Midwives can come in three forms: direct entry midwives, certified professional midwives (CPM), certified nurse midwives (CNM):
- A direct entry midwife does not require a college degree nor does she have to be a nurse. Direct entry midwives train through apprenticeships and attending workshops.
- A certified professional midwife also does not need to be a nurse. However, she is required to have significant birth experience and pass written exams.
- A certified nurse midwife must have a college degree and have received training in nursing and midwifery in a hospital setting. She must pass multiple examinations and have significant experience with childbirth deliveries.
Doula Certification Requirements vs. Midwife Certification Requirements
As stated before, in order to be certified as a doula, you must enroll and complete a certification granting program. The requirements needed for becoming a certified doula typically includes, attending childbirth and labor support workshops, as well as completing a breastfeeding class.
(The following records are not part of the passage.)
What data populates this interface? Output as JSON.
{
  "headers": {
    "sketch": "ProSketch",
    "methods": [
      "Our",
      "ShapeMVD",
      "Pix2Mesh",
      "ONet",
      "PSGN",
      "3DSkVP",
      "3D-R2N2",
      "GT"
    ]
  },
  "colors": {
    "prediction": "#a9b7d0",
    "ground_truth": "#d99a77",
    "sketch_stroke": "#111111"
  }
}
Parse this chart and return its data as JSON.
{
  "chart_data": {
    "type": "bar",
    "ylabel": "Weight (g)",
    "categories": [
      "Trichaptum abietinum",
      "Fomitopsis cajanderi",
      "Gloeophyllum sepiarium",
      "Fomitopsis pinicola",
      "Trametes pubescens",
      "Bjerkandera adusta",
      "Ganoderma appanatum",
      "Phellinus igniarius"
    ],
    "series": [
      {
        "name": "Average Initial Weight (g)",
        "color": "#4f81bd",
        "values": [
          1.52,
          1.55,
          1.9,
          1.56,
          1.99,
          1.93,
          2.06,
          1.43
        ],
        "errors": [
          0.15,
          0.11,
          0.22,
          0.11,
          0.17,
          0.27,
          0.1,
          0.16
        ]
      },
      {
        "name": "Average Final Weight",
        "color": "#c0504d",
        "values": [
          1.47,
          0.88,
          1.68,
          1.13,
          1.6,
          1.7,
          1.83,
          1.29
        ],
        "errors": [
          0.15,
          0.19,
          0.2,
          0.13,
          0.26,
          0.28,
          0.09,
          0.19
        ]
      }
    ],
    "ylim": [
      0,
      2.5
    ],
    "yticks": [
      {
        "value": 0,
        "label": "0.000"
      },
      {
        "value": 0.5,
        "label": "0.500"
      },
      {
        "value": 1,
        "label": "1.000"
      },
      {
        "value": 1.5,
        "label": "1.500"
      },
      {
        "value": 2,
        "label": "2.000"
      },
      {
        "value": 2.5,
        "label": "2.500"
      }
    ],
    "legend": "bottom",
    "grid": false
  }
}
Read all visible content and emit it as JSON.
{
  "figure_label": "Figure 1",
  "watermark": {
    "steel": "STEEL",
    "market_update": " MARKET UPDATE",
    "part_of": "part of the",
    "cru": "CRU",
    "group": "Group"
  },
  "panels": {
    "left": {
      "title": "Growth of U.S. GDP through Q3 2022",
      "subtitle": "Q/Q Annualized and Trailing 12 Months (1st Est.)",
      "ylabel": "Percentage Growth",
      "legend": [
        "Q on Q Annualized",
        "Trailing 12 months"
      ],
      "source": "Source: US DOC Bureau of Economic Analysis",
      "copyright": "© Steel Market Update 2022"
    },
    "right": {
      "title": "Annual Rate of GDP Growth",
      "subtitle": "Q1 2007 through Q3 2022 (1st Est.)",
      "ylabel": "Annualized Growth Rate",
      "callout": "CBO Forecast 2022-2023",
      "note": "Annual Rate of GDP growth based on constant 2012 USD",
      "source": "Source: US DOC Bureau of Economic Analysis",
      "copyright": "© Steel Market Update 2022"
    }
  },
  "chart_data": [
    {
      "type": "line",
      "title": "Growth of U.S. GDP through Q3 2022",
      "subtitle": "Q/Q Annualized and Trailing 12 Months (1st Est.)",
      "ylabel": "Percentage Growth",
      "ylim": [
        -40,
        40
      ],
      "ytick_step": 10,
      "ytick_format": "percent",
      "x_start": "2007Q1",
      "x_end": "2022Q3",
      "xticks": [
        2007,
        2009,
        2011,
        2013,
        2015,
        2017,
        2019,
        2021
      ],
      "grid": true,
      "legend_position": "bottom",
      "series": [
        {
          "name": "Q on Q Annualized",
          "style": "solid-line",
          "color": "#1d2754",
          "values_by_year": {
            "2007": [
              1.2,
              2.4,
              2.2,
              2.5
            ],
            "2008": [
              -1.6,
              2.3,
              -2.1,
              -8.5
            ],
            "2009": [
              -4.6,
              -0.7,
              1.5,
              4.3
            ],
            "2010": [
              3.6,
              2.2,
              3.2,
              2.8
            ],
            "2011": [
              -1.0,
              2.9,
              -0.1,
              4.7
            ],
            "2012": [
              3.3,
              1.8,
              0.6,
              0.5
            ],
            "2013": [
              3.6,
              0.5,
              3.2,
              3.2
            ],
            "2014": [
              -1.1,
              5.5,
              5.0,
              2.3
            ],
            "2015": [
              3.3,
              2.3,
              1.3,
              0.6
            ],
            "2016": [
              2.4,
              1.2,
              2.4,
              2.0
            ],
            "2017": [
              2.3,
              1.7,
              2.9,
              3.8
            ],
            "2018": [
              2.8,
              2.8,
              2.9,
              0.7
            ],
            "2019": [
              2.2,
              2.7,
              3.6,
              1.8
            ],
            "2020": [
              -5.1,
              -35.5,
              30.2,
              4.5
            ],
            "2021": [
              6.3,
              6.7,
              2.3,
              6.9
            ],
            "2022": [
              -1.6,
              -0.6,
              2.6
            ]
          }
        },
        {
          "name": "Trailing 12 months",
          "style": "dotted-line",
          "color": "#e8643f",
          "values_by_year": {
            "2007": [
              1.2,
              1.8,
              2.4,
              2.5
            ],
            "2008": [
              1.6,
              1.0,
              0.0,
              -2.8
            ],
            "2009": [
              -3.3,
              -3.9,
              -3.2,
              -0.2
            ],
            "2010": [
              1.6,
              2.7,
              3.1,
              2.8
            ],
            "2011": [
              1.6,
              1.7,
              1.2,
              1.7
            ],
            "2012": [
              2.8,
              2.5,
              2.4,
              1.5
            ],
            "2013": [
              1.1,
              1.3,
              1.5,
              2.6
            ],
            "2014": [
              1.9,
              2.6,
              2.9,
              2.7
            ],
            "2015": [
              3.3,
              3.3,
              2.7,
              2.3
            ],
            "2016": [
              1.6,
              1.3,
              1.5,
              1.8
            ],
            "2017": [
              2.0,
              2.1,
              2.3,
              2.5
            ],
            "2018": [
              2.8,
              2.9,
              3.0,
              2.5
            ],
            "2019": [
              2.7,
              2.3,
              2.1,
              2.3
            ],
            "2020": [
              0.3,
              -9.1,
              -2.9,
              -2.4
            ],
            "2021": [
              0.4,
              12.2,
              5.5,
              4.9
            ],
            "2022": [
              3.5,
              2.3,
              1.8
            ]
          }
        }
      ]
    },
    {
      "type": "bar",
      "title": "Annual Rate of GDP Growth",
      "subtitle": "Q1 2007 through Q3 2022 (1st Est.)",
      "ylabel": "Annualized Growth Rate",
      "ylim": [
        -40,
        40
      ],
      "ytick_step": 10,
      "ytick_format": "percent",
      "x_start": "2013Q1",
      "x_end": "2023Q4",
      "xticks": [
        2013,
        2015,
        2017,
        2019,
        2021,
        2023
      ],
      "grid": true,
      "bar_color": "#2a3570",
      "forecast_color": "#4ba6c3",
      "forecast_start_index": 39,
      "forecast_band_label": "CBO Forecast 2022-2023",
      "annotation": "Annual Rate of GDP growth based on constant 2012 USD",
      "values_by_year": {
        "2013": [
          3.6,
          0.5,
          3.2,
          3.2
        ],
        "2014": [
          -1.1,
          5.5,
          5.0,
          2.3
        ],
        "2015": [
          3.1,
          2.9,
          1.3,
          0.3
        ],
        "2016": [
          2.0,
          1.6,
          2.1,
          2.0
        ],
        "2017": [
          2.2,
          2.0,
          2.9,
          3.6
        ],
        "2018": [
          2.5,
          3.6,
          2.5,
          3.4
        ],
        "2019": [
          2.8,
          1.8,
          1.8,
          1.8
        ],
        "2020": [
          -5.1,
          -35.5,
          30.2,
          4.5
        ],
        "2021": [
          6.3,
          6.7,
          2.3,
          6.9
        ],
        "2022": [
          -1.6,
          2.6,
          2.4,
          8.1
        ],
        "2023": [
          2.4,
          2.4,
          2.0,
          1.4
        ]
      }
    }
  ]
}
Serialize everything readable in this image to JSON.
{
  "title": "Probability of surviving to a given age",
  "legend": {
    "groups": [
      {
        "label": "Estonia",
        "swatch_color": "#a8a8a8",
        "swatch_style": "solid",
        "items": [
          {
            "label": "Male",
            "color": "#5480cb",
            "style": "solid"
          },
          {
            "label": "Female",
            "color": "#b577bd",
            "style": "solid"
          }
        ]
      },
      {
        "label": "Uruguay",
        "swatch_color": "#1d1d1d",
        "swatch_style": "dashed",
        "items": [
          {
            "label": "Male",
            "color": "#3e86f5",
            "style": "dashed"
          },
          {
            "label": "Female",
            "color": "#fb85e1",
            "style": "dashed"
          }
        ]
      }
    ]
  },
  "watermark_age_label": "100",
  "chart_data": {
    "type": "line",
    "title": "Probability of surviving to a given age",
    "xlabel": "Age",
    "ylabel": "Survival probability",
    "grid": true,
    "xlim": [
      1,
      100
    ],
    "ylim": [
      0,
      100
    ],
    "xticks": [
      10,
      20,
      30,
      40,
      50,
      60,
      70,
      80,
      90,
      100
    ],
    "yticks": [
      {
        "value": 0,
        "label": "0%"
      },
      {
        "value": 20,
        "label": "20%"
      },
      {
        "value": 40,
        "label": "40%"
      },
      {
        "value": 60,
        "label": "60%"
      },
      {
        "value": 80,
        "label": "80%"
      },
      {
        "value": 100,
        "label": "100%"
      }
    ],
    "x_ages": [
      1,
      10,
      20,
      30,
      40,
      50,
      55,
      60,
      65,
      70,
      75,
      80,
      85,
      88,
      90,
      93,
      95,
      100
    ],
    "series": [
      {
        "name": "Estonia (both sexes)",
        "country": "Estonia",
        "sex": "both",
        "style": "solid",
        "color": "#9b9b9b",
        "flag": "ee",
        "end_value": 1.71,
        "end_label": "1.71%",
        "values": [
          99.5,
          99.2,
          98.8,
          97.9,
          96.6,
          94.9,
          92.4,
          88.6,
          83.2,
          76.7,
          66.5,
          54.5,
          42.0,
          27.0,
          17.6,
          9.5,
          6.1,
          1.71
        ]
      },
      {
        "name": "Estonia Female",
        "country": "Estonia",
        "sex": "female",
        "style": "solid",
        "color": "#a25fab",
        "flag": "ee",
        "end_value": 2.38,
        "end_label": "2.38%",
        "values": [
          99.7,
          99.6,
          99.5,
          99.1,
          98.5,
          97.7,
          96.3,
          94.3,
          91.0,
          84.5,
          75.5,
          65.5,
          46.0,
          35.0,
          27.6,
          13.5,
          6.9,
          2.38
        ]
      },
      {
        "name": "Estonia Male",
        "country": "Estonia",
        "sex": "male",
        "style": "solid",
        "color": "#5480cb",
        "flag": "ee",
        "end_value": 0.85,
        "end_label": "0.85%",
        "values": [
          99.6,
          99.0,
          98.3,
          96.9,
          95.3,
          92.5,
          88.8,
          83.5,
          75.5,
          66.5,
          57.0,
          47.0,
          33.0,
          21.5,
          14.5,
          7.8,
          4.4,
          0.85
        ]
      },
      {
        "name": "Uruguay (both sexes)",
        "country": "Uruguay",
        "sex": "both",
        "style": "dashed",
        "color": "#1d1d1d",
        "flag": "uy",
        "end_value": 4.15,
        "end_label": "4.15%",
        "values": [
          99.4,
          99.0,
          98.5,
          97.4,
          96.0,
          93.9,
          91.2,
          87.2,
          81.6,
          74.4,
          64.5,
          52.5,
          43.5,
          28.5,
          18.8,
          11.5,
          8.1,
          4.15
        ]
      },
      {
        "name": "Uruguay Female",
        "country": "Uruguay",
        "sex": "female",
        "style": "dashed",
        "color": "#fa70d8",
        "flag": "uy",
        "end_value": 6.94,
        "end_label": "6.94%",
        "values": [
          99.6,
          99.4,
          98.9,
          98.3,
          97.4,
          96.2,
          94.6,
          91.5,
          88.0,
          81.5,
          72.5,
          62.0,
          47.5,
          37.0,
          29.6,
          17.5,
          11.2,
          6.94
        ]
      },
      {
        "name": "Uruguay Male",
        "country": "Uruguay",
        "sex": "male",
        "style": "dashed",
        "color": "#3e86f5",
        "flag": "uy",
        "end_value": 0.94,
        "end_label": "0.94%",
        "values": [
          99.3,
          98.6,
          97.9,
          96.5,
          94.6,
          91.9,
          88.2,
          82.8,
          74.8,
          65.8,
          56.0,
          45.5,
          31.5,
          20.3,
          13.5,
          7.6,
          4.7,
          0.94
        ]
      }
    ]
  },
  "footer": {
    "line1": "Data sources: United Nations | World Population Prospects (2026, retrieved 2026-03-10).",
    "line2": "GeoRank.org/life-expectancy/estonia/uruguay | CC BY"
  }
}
Reading training manuals and doula literature selected from a reading list are also requirements to receive a certification. Finally, most programs require you to attend at least 3 childbirths in order to gain experience in your supportive role as a doula.
Midwives can become a certified professional midwife or a certified nurse midwife:
- Certified professional midwives are required to complete an educational curriculum which has been approved by the Midwifery Education Accreditation Council. This will include taking midwife courses as well as participating in delivering babies mostly in non-hospital settings. Additionally, she must be registered with North American Registry of Midwives in order to practice as a certified professional midwife.
- A certified nurse midwife must have completed a university affiliated nurse/midwife program, which has been approved by the American College of Nurse-Midwives. These programs involve taking multiple training courses as well as stringent exams. You must also have at least a bachelor's degree, preferably in the healthcare field, by the time you complete the program. You must be licensed as a nurse in order to practice at hospitals and birth centers.